Trial results for the Phase 1/2 study (NCT03123276) investigating pembrolizumab and gemcitabine chemotherapy in leiomyosarcoma and undifferentiated pleomorphic sarcoma were posted on ClinicalTrials.gov on 2026-02-13. The study explored dose-limiting toxicities and preliminary response rates across different gemcitabine dose cohorts, with up to 9 participants showing objective response and disease control in the highest dose expansion cohort.
Background
Soft tissue sarcomas (STS) are a group of rare mesenchymal neoplasms. Leiomyosarcoma (LMS) is a common STS, and undifferentiated pleomorphic sarcoma (UPS) is an aggressive sarcoma sub-type. Despite surgery and adjuvant treatment, more than half of patients with STS develop recurrent or metastatic disease. Previous studies have indicated that LMS has reasonable sensitivity to gemcitabine monotherapy, with objective response rates ranging from 8-19%.
Trial design
The study (NCT03123276) was a Phase 1/2 trial that enrolled 25 participants. It investigated the combination of pembrolizumab and gemcitabine chemotherapy in patients with sarcoma, specifically leiomyosarcoma and undifferentiated pleomorphic sarcoma. The trial evaluated different dose cohorts of gemcitabine: 800mg/m2, 1000mg/m2, and 1200mg/m2, including a Part B Dose Expansion Cohort at 1200mg/m2 gemcitabine.
Key results
The trial evaluated dose-limiting toxicities (DLTs) and preliminary response rates across the different treatment cohorts:
- For "Number of Patients With Dose Limiting Toxicities":
- Cohort 1 (800mg/m2 Gemcitabine) reported 0 Participants with DLTs.
- Cohort 2 (1000mg/m2 of Gemcitabine) reported 1 Participant with DLTs.
- Cohort 3 (1200mg/m2 Gemcitabine) reported 0 Participants with DLTs.
- For "Preliminary Evaluation of Response by Using RECIST v1.1. Number of Patients With Objective Response and Disease Control":
- Number of participants with objective response:
- Cohort 1 (800mg/m2 Gemcitabine) showed 0 Participants.
- Cohort 2 (1000mg/m2 Gemcitabine) showed 1 Participant.
- Cohort 3 (1200mg/m2 Gemcitabine) showed 2 Participants.
- Part B Dose Expansion Cohort (1200mg/m2 Gemcitabine) showed 2 Participants.
- Number of participants with objective response and disease control:
- Cohort 1 (800mg/m2 Gemcitabine) showed 3 Participants.
- Cohort 2 (1000mg/m2 Gemcitabine) showed 6 Participants.
- Cohort 3 (1200mg/m2 Gemcitabine) showed 1 Participant.

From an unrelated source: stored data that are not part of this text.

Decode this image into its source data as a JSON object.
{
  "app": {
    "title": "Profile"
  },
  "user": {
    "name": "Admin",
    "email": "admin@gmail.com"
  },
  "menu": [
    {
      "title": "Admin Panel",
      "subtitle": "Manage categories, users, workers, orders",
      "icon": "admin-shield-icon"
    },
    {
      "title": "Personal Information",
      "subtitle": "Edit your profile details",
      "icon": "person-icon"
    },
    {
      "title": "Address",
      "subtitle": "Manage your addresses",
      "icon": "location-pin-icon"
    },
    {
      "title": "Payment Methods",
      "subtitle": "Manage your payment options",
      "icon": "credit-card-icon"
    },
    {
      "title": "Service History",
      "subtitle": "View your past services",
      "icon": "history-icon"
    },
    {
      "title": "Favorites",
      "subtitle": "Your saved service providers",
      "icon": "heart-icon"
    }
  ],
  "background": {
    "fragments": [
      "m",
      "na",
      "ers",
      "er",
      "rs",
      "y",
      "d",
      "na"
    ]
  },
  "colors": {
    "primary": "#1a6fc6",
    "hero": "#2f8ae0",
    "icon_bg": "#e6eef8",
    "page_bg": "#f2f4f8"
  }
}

- Part B Dose Expansion Cohort (1200mg/m2 Gemcitabine) showed 9 Participants.
What this means
The results of this Phase 1/2 trial provide preliminary insights into the safety and efficacy of combining pembrolizumab with gemcitabine in patients with leiomyosarcoma and undifferentiated pleomorphic sarcoma. The low number of dose-limiting toxicities observed across the different gemcitabine dose cohorts suggests a manageable safety profile for the combination. The varying numbers of participants achieving objective response and disease control, particularly the higher numbers in the 1200mg/m2 gemcitabine cohorts, indicate potential activity for this regimen, warranting further investigation in larger studies.
Source
The information regarding these trial results was obtained from ClinicalTrials.gov, a public database of clinical studies. The results for study NCT03123276, titled "Pembrolizumab and Gemcitabine Chemotherapy in Leiomyosarcoma and Undifferentiated Pleomorphic Sarcoma," were posted on 2026-02-13 on clinicaltrials.gov.